Vu la procédure suivante :
Procédures contentieuses antérieures :
Mme C... B... a demandé au tribunal administratif de Strasbourg d'annuler l'arrêté du 22 novembre 2022 par lequel le préfet de la Moselle a refusé de lui délivrer un titre de séjour, lui a fait obligation de quitter le territoire français dans un délai de trente jours et a fixé le pays de destination.
Par un jugement no 2208736 du 11 mai 2023, le tribunal administratif de Strasbourg a rejeté sa demande.

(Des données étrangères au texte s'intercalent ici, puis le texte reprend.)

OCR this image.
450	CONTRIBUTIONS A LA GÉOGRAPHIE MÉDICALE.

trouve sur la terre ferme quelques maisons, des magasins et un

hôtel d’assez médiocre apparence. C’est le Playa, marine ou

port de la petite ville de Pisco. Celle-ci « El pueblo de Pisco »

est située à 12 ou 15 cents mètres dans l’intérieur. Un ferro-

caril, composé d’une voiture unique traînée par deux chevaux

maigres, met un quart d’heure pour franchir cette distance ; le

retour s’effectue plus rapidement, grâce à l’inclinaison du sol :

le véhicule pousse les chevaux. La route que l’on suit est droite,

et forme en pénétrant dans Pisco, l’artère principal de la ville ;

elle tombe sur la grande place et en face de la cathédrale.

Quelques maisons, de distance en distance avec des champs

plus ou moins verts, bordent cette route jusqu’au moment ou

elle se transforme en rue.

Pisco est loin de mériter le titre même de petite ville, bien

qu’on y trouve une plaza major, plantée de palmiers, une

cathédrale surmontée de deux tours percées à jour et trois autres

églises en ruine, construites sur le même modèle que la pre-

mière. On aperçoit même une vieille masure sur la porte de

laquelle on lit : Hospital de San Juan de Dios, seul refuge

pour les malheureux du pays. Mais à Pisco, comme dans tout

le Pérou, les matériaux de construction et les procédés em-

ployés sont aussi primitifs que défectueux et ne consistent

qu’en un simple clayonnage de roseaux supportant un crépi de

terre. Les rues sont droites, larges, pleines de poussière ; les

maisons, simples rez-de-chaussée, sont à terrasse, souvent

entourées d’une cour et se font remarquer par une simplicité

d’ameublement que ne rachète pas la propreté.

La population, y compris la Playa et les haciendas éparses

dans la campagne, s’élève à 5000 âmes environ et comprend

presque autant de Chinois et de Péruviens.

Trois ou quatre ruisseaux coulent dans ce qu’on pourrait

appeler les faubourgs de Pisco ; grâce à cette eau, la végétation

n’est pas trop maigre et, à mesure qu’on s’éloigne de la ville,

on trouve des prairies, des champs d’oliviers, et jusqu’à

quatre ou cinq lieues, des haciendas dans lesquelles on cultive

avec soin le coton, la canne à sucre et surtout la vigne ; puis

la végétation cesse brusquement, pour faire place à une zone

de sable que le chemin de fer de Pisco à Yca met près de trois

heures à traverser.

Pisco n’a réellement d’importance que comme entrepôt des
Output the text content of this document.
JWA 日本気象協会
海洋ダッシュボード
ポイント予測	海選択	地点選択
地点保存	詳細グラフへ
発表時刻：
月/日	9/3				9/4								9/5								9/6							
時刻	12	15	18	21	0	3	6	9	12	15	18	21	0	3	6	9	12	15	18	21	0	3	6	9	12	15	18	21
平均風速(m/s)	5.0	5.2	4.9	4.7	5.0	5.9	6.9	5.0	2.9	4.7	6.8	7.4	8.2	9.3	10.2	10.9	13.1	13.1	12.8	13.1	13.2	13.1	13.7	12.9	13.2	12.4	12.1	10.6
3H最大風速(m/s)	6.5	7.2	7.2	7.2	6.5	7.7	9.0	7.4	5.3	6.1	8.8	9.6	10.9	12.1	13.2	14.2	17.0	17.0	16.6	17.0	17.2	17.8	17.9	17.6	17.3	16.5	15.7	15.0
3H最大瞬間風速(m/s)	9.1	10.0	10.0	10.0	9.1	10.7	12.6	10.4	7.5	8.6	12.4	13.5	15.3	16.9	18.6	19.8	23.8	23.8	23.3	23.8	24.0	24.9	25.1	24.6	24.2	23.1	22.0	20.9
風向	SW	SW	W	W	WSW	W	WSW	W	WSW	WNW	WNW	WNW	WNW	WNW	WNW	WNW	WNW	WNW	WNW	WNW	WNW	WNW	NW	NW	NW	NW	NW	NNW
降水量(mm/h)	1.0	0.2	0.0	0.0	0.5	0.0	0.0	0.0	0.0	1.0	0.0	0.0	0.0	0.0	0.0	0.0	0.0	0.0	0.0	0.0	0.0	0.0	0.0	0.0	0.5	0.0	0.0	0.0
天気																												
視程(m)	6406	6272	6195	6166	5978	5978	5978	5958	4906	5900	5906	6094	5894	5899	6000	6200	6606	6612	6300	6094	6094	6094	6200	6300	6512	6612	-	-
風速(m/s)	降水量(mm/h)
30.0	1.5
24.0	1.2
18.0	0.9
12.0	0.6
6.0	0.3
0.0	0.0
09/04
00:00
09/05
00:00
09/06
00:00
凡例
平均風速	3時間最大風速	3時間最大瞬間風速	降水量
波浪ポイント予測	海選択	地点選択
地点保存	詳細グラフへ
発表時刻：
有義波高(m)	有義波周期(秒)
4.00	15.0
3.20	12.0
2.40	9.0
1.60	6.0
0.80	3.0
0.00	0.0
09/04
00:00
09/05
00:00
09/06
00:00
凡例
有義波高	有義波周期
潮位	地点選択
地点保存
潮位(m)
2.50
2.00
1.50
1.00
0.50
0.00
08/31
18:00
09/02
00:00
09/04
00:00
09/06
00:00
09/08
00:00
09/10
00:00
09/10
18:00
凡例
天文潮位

Procédures devant la cour :
Par une requête et un mémoire, enregistrés le 12 juin 2023 et le 9 août 2023, Mme C... B..., représentée par Me Airiau, demande à la cour :
1°) d'annuler ce jugement du 11 mai 2023 ;
2°) d'annuler l'arrêté du 22 novembre 2022 par lequel le préfet de la Moselle a refusé de lui délivrer un titre de séjour, lui a fait obligation de quitter le territoire français dans un délai de trente jours et a fixé le pays de destination ;
3°) d'enjoindre au préfet de lui délivrer une carte de séjour portant la mention " vie privée et familiale " dans le mois suivant la notification de l'arrêt à intervenir, sous astreinte de 150 euros par jour de retard et subsidiairement de réexaminer sa situation dans les mêmes conditions et, dans l'attente, de lui délivrer une autorisation provisoire de séjour dans un délai de 15 jours suivant la notification de l'arrêt à intervenir ;
4°) de mettre à la charge de l'Etat le versement de la somme de 2 000 euros sur le fondement des dispositions des articles 37 de la loi du 10 juillet 1991 et L. 761-1 du code de justice administrative.
Elle soutient que :
Sur la décision de refus de titre de séjour :
- elle est entachée d'un vice de procédure en l'absence de production de l'avis rendu par la commission du titre de séjour en méconnaissance des articles L. 435-1 et L. 432-13 du code de l'entrée et du séjour des étrangers et du droit d'asile ;
- elle est entachée d'un vice de procédure en l'absence de preuve de la communication de l'avis rendu par la commission du titre de séjour en méconnaissance de l'article R. 432-14 du code de l'entrée et du séjour des étrangers et du droit d'asile ;
- la régularité de la composition de la commission du titre de séjour conformément à l'article L. 432-15 du code de l'entrée et du séjour des étrangers et du droit d'asile n'est pas établie ;
- les premiers juges ont considéré à tort que son fils faisait l'objet d'une mesure d'éloignement dès lors que l'arrêté pris à son encontre a été annulé par un jugement du 16 mars 2023 qui a fait disparaître rétroactivement cet arrêté ;
- le préfet a entaché sa décision d'un défaut d'examen en omettant de statuer sur la demande de titre de séjour pour raison de santé ; il n'établit pas avoir notifié une décision sur cette demande bien qu'il ait saisi le collège de l'OFII ;
- la décision en litige méconnaît l'article L. 435-1 du code de l'entrée et du séjour des étrangers et du droit d'asile ;
- elle méconnait l'article 8 de la convention européenne de sauvegarde des droits de l'homme et des libertés fondamentales.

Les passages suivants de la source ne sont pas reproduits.